Les turbinophiles ont toujours le mot « choix » à la bouche et on les comprend : quand vous vous adressez à des gens qui n’ont jamais aucun choix à faire, parce que trop coincés, trop pauvres, trop baisés par la vie, il est bon de leur faire miroiter ce bien rarissime, le choix. Ainsi, ils auraient enfin un choix à leur disposition ? Alléluia !Ha, bien sûr, il ne s’agit que du choix d’aller bosser pendant que d’autres ne bossent pas : après tout, pauvre, n’ayant que ta force de travail, tu as le choix de l’utiliser ou pas… Le travail le dimanche peut se justifier par la nécessité, par le caractère naturellement imprévisible des services à rendre (un hôpital, par exemple, ou un commissariat). Toute l’activité humaine n’est pas dans ce cas, loin de là. Il est évident que si AUCUN magasin n’était ouvert le 24 décembre, par exemple, la population se débrouillerait pour faire ses achats AVANT. Exactement comme chacun de nous se débrouille chaque jour pour acheter son pain avant que le boulanger ne ferme sa boutique ! Va-t-on demander l’ouverture PERPETUELLE des boulangeries parce que trois cons ne sont pas assez organisés pour y passer avant 20H ? En fait, on cherche à augmenter le temps d’ouverture au public pour augmenter mécaniquement les recettes.
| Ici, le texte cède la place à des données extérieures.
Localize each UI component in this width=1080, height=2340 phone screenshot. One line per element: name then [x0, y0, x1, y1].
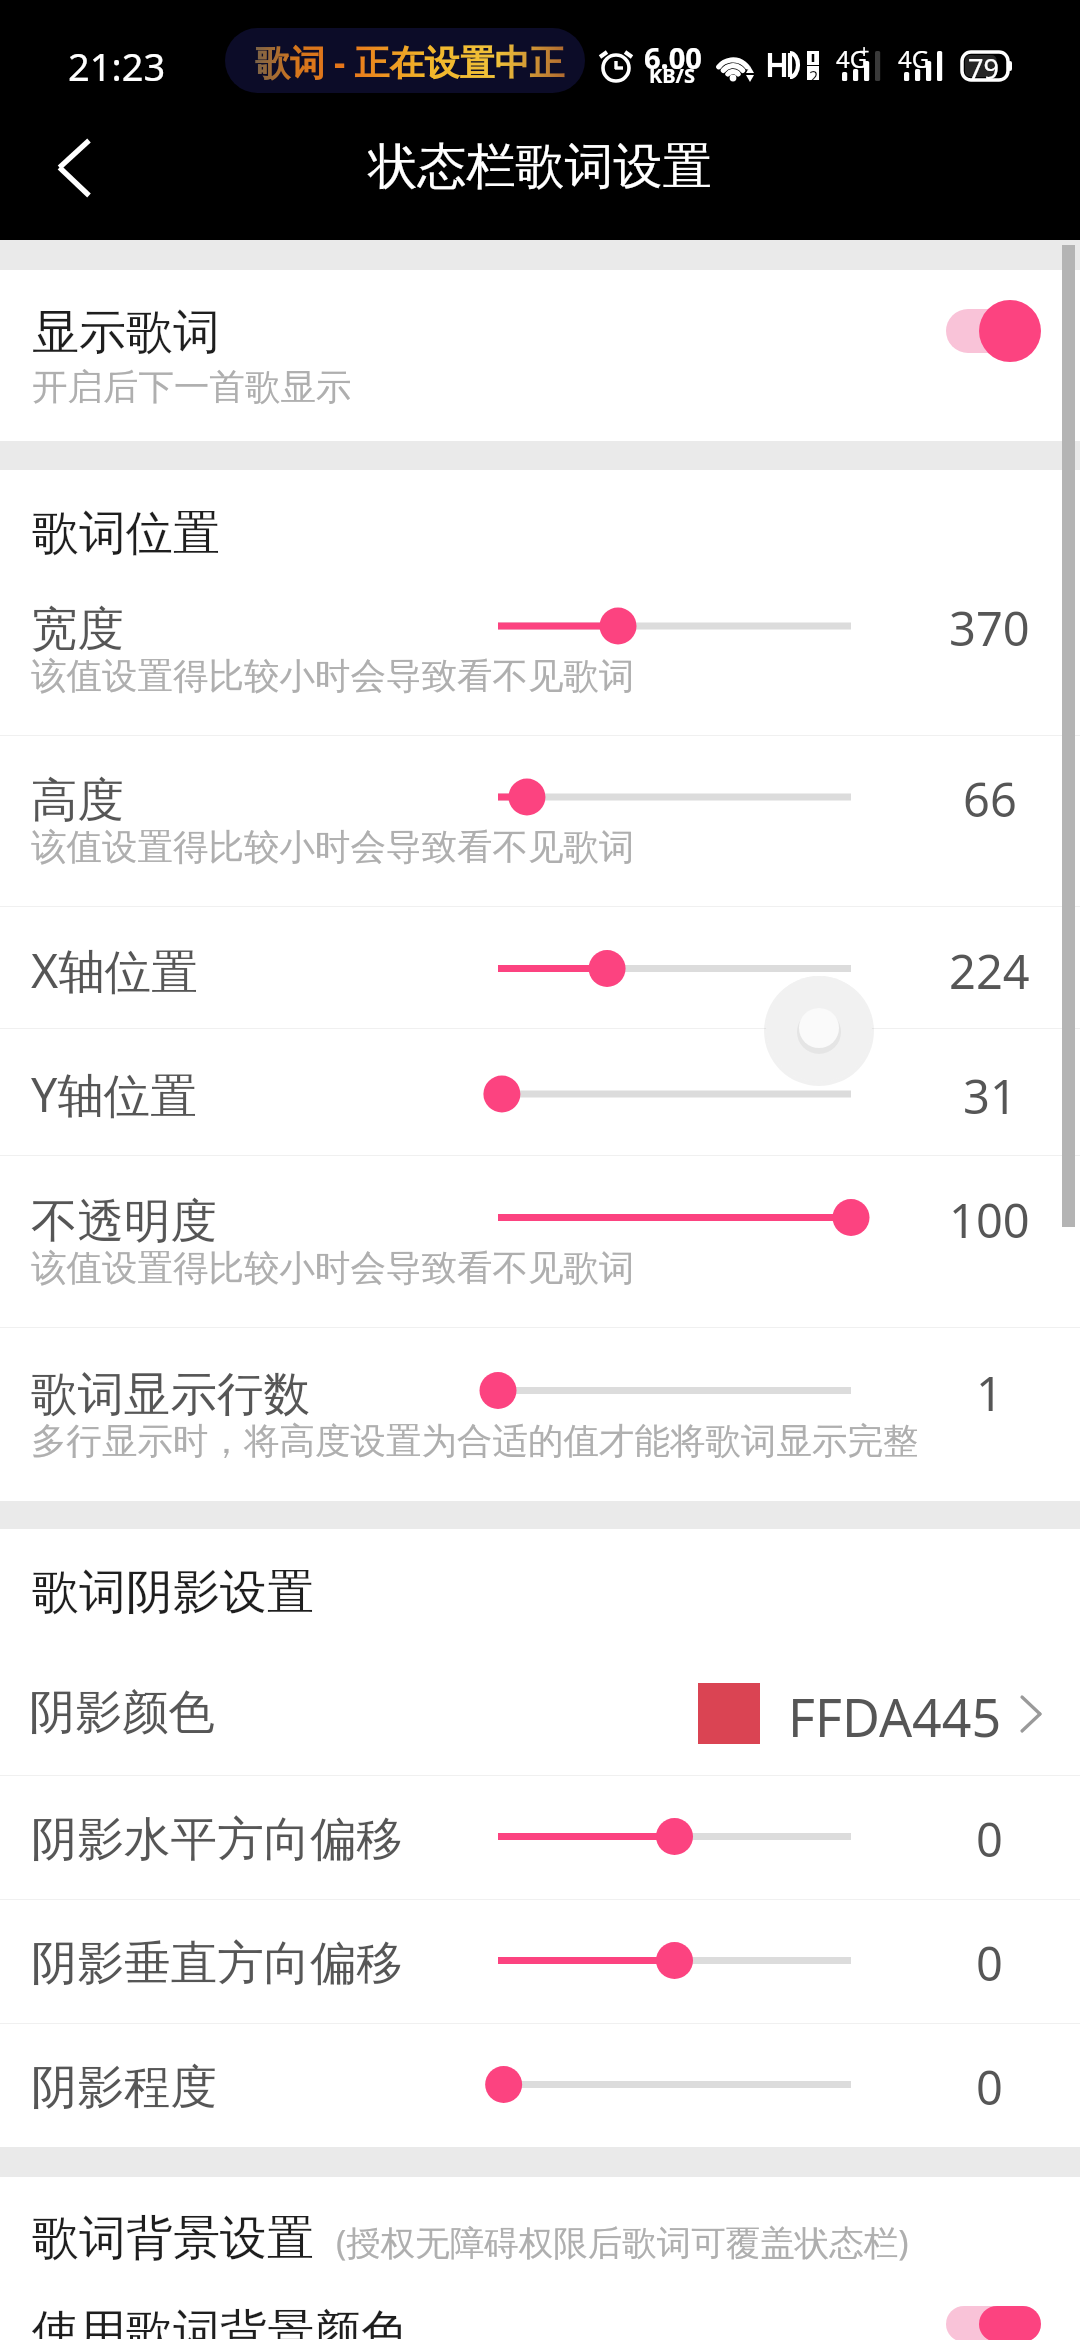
staticText: 4G [836, 42, 868, 75]
staticText: KB/S [649, 62, 695, 89]
staticText: Y轴位置 [31, 1062, 197, 1126]
button[interactable]: 阴影颜色 [0, 1651, 1080, 1775]
staticText: 阴影颜色 [29, 1683, 215, 1742]
button[interactable]: Y轴位置 [0, 1029, 1080, 1155]
staticText: 6.00 [644, 38, 702, 77]
staticText: 歌词 - 正在设置中正 [255, 38, 565, 86]
staticText: 2 [809, 66, 819, 88]
staticText: 不透明度 [31, 1192, 217, 1251]
button[interactable]: Assistive touch [754, 964, 884, 1094]
button[interactable]: 歌词显示行数 [0, 1328, 1080, 1501]
staticText: 0 [976, 1807, 1003, 1867]
staticText: 阴影程度 [31, 2058, 217, 2117]
button[interactable]: 使用歌词背景颜色 [0, 2304, 1080, 2340]
staticText: 该值设置得比较小时会导致看不见歌词 [31, 654, 635, 699]
staticText: 1 [976, 1361, 1003, 1421]
staticText: 歌词阴影设置 [32, 1563, 314, 1622]
staticText: X轴位置 [31, 938, 198, 1002]
staticText: 阴影垂直方向偏移 [31, 1934, 403, 1993]
staticText: + [859, 39, 870, 64]
button[interactable]: 阴影垂直方向偏移 [0, 1900, 1080, 2023]
staticText: 使用歌词背景颜色 [32, 2303, 408, 2339]
staticText: 开启后下一首歌显示 [32, 365, 352, 410]
staticText: 歌词显示行数 [31, 1365, 310, 1424]
button[interactable]: 显示歌词 [0, 270, 1080, 441]
staticText: (授权无障碍权限后歌词可覆盖状态栏) [336, 2218, 909, 2265]
staticText: 多行显示时，将高度设置为合适的值才能将歌词显示完整 [31, 1419, 919, 1464]
button[interactable]: 宽度 [0, 565, 1080, 735]
button[interactable]: Back [14, 112, 124, 222]
button[interactable]: 阴影水平方向偏移 [0, 1776, 1080, 1899]
staticText: 高度 [31, 771, 124, 830]
staticText: 状态栏歌词设置 [0, 136, 1080, 198]
button[interactable]: 高度 [0, 736, 1080, 906]
staticText: 宽度 [31, 600, 124, 659]
button[interactable]: 不透明度 [0, 1156, 1080, 1327]
staticText: 该值设置得比较小时会导致看不见歌词 [31, 825, 635, 870]
staticText: 显示歌词 [32, 303, 220, 362]
staticText: 79 [968, 50, 999, 87]
staticText: 21:23 [68, 40, 166, 92]
staticText: 阴影水平方向偏移 [31, 1810, 403, 1869]
staticText: 370 [949, 596, 1030, 656]
button[interactable]: 阴影程度 [0, 2024, 1080, 2147]
staticText: FFDA4453 [788, 1681, 1003, 1753]
staticText: 歌词位置 [32, 504, 220, 563]
button[interactable]: X轴位置 [0, 907, 1080, 1028]
staticText: 歌词背景设置 [32, 2209, 314, 2268]
staticText: 31 [963, 1064, 1017, 1124]
staticText: 66 [963, 767, 1017, 827]
staticText: 224 [949, 939, 1030, 999]
staticText: 该值设置得比较小时会导致看不见歌词 [31, 1246, 635, 1291]
staticText: 0 [976, 1931, 1003, 1991]
staticText: 100 [949, 1188, 1030, 1248]
staticText: 0 [976, 2055, 1003, 2115]
staticText: 4G [898, 42, 930, 75]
Mais alors, pourquoi ne pas ouvrir la nuit? Pourquoi ne pas laisser Carrefour ouvert continuellement 365 jours par ans, puisqu’il est si important de pouvoir faire ses putains d’achats en toutes circonstances? Pourquoi ne pas exiger des coiffeurs qu’ils soient au turf à quatre heures du mat? Quand un ministre a besoin de se faire raccourcir la mèche, comment fait-il, je vous l’demande?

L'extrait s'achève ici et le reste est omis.